Users can also comment on the issue and assign labels/tags to it. The recommendations on how to use these elements are provided here.

In addition, SQ reports an estimated remediation effort, showing the time required to adequately address and fix the issue. 

By clicking on an issue, a reviewer can get a contextual description that includes the affected code snippet, with marked subject areas and recommendation provided by SQ rule that identified the issue. For example, code duplications may span across several locations in the code; SQ identifies and marks each of them, so that it is easier to spot them and evaluate their actual impact on the affected quality characteristic.

This is the basic mechanism for supporting the collaboration of reviewers with SQ. Reviewers are expected to cross-validate the findings reported by SQ by considering the context of the issue.

Measures screen

The Measures screen reports more in-depth data for each quality characteristic and code property (including also size and complexity). This screen provides low-level data and arguments for the issues reported in the Issues screen.

By default, SQ presents an overview (a diagram showing the relevance and priority of the issues, and the trend showing changes between consecutive scans made by SQ) and the aggregated lists of analyzed files affected by the specific type of issue. That helps in performing a more thorough analysis, restricted to a specific type of issue, and targeted at uncovering the root cause of it.

Code screen

The Code screen acts as a formatted preview of the recent code snapshot analyzed by SQ, grouped by the packages. The screen provides also line numbers, the commits that recently changed a given line (including the author, data and commit id). Next, it indicates lines covered by unit tests (in green) and not covered (in red).

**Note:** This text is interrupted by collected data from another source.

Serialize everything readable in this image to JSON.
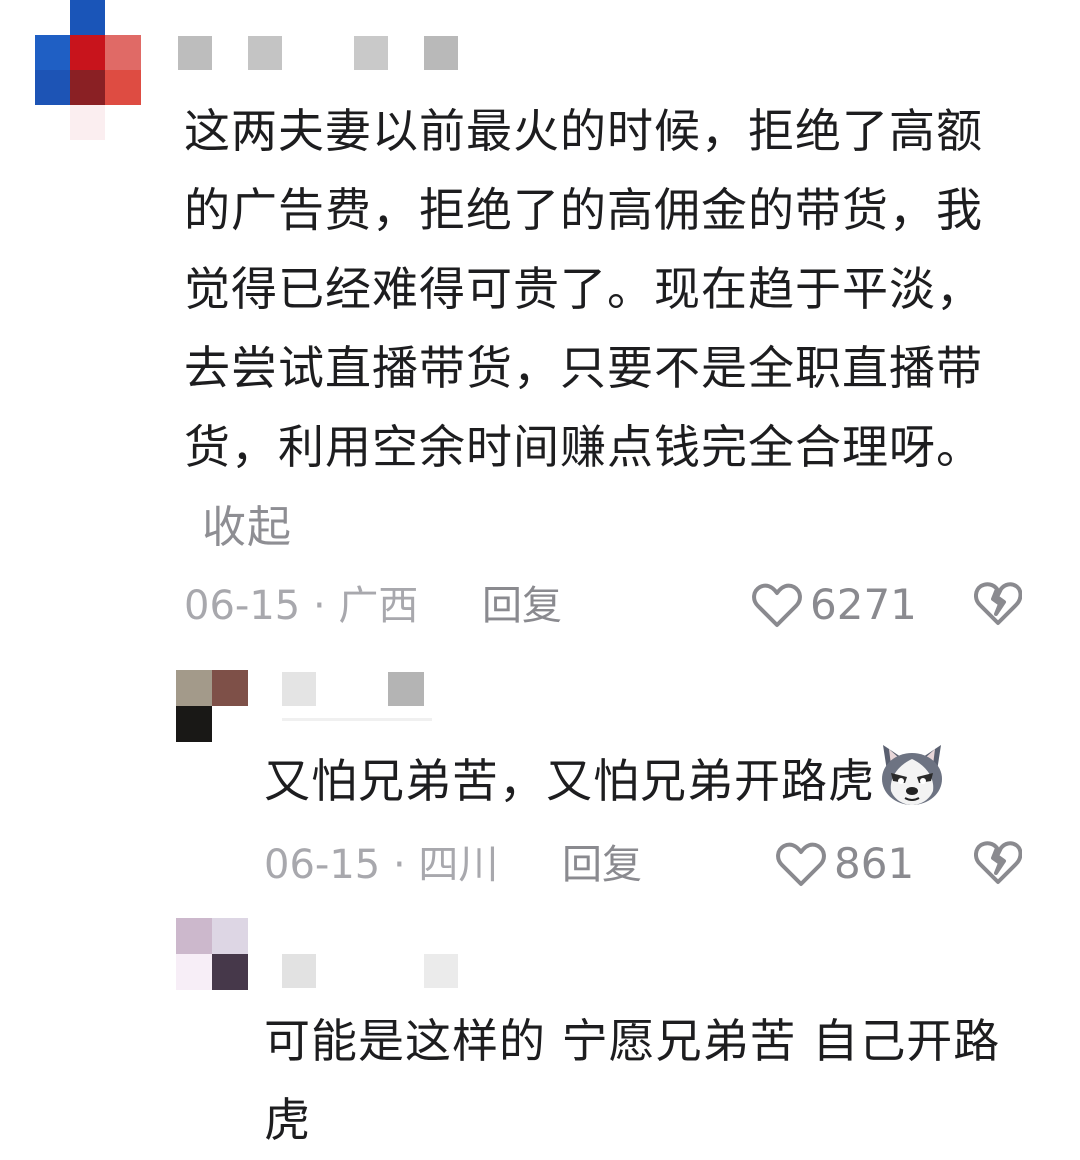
{
  "comments": [
    {
      "text": "这两夫妻以前最火的时候，拒绝了高额的广告费，拒绝了的高佣金的带货，我觉得已经难得可贵了。现在趋于平淡，去尝试直播带货，只要不是全职直播带货，利用空余时间赚点钱完全合理呀。",
      "collapse_label": "收起",
      "date": "06-15",
      "location": "广西",
      "reply_label": "回复",
      "likes": "6271"
    },
    {
      "text": "又怕兄弟苦，又怕兄弟开路虎",
      "emoji": "husky-emoji",
      "date": "06-15",
      "location": "四川",
      "reply_label": "回复",
      "likes": "861"
    },
    {
      "text": "可能是这样的 宁愿兄弟苦 自己开路虎"
    }
  ],
  "separator": "·",
  "colors": {
    "text": "#1d1d1f",
    "meta": "#a8a8ad",
    "secondary": "#8a8a8f"
  },
  "icons": {
    "like": "heart-outline-icon",
    "dislike": "broken-heart-icon"
  }
}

The top-right corner provides also a condensed information about the file size, number of issues linked to currently open file and the test coverage metric (showing how completely the unit tests exercise the code in this file).

Activity screen

The Activity screen shows trend diagrams for selected metrics. Trends show how the subject metric(s) changed during subsequent SQ analyses. The data to be presented in the diagram can be customized by selecting the time period and the type of metric.